I remember the day like it was yesterday. I had landed in New York City’s JFK just a few months before, after being forced to leave Lebanon after four illegal detentions, multiple assaults in the streets of Beirut and two outstanding military court summons. Israeli settlers were stealing Palestinian homes, and a bunch of people in Brooklyn decided to meet up near Grand Army Plaza to show solidarity with Palestinians and voice their disapproval at the state’s senators shamelessly funding and supporting ethnic cleansing.
Back then, wasn’t like now. Being at those protests was risky. The Israeli chokehold on free speech in the US was still ironclad. You could be punished for being against indigenous people being kicked out of their grandparents’ home so a “Jacob” from Williamsburg could move in, and instead of paying taxes here, have our taxes bankroll his life built on the ruins of Palestinians. After two years of genocide still being committed by Israel in Gaza, most Americans now see the Israeli occupation for what it is. And that brings me to the reason of this post: Zohran Mamdani’s victory despite zionist billionaires throwing tens of millions of dollars to try to smear him as an antisemite for being for equal human rights for all.

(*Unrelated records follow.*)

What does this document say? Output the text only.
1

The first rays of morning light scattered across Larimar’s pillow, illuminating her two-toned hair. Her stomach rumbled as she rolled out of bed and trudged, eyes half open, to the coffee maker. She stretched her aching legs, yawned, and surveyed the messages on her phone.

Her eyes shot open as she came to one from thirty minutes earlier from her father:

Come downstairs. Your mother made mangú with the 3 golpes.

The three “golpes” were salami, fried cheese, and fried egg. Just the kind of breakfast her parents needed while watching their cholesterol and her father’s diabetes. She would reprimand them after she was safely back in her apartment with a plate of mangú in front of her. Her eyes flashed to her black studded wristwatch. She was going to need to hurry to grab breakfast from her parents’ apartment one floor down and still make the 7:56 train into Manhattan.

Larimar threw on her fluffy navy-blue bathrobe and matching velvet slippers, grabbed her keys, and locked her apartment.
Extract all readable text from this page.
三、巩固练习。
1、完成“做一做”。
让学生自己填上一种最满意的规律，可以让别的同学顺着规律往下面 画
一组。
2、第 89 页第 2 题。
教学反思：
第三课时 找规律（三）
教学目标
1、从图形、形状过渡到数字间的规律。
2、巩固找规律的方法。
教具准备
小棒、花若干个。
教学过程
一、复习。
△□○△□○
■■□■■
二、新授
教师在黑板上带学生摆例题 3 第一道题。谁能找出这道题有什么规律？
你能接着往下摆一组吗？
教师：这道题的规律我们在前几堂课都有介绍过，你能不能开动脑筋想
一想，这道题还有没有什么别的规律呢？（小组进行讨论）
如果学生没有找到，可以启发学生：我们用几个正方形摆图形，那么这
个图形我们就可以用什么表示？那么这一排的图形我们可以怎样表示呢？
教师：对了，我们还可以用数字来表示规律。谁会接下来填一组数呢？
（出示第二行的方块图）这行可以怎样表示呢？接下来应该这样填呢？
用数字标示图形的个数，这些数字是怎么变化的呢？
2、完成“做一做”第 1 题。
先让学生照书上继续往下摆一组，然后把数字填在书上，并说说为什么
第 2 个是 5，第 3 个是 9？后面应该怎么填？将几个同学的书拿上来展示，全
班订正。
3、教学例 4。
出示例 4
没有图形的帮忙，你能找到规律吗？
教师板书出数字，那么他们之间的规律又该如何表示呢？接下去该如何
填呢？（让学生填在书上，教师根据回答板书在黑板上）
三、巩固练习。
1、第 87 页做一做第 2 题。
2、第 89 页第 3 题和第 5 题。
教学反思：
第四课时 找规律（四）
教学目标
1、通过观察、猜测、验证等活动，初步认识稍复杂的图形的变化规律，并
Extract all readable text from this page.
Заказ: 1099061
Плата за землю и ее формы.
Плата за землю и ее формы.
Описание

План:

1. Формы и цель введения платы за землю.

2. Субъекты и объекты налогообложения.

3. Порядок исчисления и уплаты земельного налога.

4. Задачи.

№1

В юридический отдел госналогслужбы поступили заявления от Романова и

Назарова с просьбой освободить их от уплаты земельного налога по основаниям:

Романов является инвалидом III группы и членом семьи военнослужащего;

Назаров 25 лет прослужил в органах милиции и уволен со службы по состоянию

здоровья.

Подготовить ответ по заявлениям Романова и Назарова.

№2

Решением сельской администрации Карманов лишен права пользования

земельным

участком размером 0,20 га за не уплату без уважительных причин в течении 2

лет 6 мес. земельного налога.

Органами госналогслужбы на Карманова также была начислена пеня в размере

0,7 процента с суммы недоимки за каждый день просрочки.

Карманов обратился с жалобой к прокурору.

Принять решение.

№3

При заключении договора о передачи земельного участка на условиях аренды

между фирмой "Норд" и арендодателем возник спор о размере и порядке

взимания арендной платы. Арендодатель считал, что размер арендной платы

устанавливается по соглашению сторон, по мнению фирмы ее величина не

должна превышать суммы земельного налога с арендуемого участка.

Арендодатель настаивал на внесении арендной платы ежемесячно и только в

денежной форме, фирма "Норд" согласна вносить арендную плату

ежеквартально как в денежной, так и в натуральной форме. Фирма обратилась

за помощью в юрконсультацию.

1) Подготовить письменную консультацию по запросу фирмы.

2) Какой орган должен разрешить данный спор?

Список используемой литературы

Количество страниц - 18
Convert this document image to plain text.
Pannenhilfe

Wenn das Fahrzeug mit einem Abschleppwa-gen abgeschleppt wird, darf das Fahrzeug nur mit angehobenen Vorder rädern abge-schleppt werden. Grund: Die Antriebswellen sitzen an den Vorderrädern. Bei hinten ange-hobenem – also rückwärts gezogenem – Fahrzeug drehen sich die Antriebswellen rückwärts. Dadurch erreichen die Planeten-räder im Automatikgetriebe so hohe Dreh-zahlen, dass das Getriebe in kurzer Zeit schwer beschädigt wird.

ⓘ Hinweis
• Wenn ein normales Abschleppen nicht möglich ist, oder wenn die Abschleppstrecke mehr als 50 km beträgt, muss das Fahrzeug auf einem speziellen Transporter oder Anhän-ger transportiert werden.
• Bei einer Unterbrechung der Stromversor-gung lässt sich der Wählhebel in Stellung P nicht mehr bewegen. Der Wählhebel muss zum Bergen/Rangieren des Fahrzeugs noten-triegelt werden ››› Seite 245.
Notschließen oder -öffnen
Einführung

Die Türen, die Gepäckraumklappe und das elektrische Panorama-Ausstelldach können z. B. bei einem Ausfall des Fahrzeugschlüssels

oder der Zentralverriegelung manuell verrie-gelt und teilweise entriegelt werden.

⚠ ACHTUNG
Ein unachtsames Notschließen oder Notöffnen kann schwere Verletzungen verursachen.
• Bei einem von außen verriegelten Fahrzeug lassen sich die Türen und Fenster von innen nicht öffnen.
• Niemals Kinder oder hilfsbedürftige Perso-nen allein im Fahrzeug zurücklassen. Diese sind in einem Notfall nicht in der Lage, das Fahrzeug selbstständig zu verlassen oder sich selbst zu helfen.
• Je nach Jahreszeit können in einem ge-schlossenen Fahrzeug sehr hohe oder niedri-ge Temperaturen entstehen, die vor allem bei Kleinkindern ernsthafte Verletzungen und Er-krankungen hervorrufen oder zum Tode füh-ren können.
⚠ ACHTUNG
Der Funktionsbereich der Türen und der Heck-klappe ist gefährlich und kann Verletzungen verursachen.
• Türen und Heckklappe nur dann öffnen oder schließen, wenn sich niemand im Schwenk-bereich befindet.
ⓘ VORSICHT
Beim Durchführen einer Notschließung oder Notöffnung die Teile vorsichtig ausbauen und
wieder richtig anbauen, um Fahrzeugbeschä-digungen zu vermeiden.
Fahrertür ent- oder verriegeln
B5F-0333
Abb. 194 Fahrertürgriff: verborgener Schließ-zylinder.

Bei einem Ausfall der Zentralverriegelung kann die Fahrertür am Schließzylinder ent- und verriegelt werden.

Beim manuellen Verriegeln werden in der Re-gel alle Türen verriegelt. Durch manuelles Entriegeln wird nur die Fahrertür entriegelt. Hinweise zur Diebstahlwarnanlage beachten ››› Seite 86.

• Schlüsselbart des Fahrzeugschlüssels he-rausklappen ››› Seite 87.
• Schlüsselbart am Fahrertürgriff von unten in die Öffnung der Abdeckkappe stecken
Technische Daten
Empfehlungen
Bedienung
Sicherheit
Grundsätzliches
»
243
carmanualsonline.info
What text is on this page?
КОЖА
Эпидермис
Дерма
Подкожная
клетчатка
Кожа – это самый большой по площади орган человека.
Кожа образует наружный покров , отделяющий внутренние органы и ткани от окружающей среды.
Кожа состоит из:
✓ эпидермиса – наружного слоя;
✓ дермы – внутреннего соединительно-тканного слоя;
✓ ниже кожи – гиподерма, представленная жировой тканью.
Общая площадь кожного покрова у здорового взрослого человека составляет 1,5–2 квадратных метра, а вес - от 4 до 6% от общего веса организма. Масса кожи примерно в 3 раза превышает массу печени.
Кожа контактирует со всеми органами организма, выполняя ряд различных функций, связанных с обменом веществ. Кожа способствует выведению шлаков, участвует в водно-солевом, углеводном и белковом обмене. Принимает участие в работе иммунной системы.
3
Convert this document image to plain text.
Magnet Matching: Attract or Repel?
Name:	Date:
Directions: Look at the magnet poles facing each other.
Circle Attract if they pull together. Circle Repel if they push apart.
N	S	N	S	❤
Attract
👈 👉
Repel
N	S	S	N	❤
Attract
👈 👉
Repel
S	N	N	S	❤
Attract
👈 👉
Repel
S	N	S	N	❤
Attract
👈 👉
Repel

That day, Zohran spoke at that protest. I took a video that day of part of his address, as he had particularly captivated me. He had just been elected as a NY State Assemblyman for Queens and parts of Brooklyn. He left an impression. This is the video I took:
Even back then, Zohran Mamdani always reminded people that antisemitism was a scourge that had no place in the movement for Palestinian liberation. If anything, Zohran is consistent, and it’s one of the many things I respect and admire about him.
Since that day, we would stay in touch and Instagram via DMs, and I constantly told him he should run for mayor. In October, he replied “loading” and I flipped. It was his time. It was our time. Now, a year later, I woke up in Sunnyside in Queens, and ran to get the NY Post with its hilariously offensive cover announcing his win.
In today’s podcast, I speak with my friend Russ Finkelstein, who was the person I went to that protest to with in 2021. After all, I’ve spent countless hours talking politics with him, arguing even, but after we spent weeks huffing and puffing up flights of stairs to knock on doors for Zohran, along with 999,998 other New Yorkers, there’s no one I’d rather unpack what this means, what we can learn and where we’re headed with a New York City with a leftist mayor, a progressive that refuses to throw immigrants, trans people, queer folks and women under the bus while trying to become Diet Republicans like so many racist, octogenarian Democratic leaders who not only refused to support their party’s nominee, but conspired against him in things that were reminiscent of the dark times before the US invaded Iraq, the mass hysteria and hatred towards Muslim and brown people that caused so many deaths in so many places around the world.
Zohran, make us proud! And we are all supporting your administration.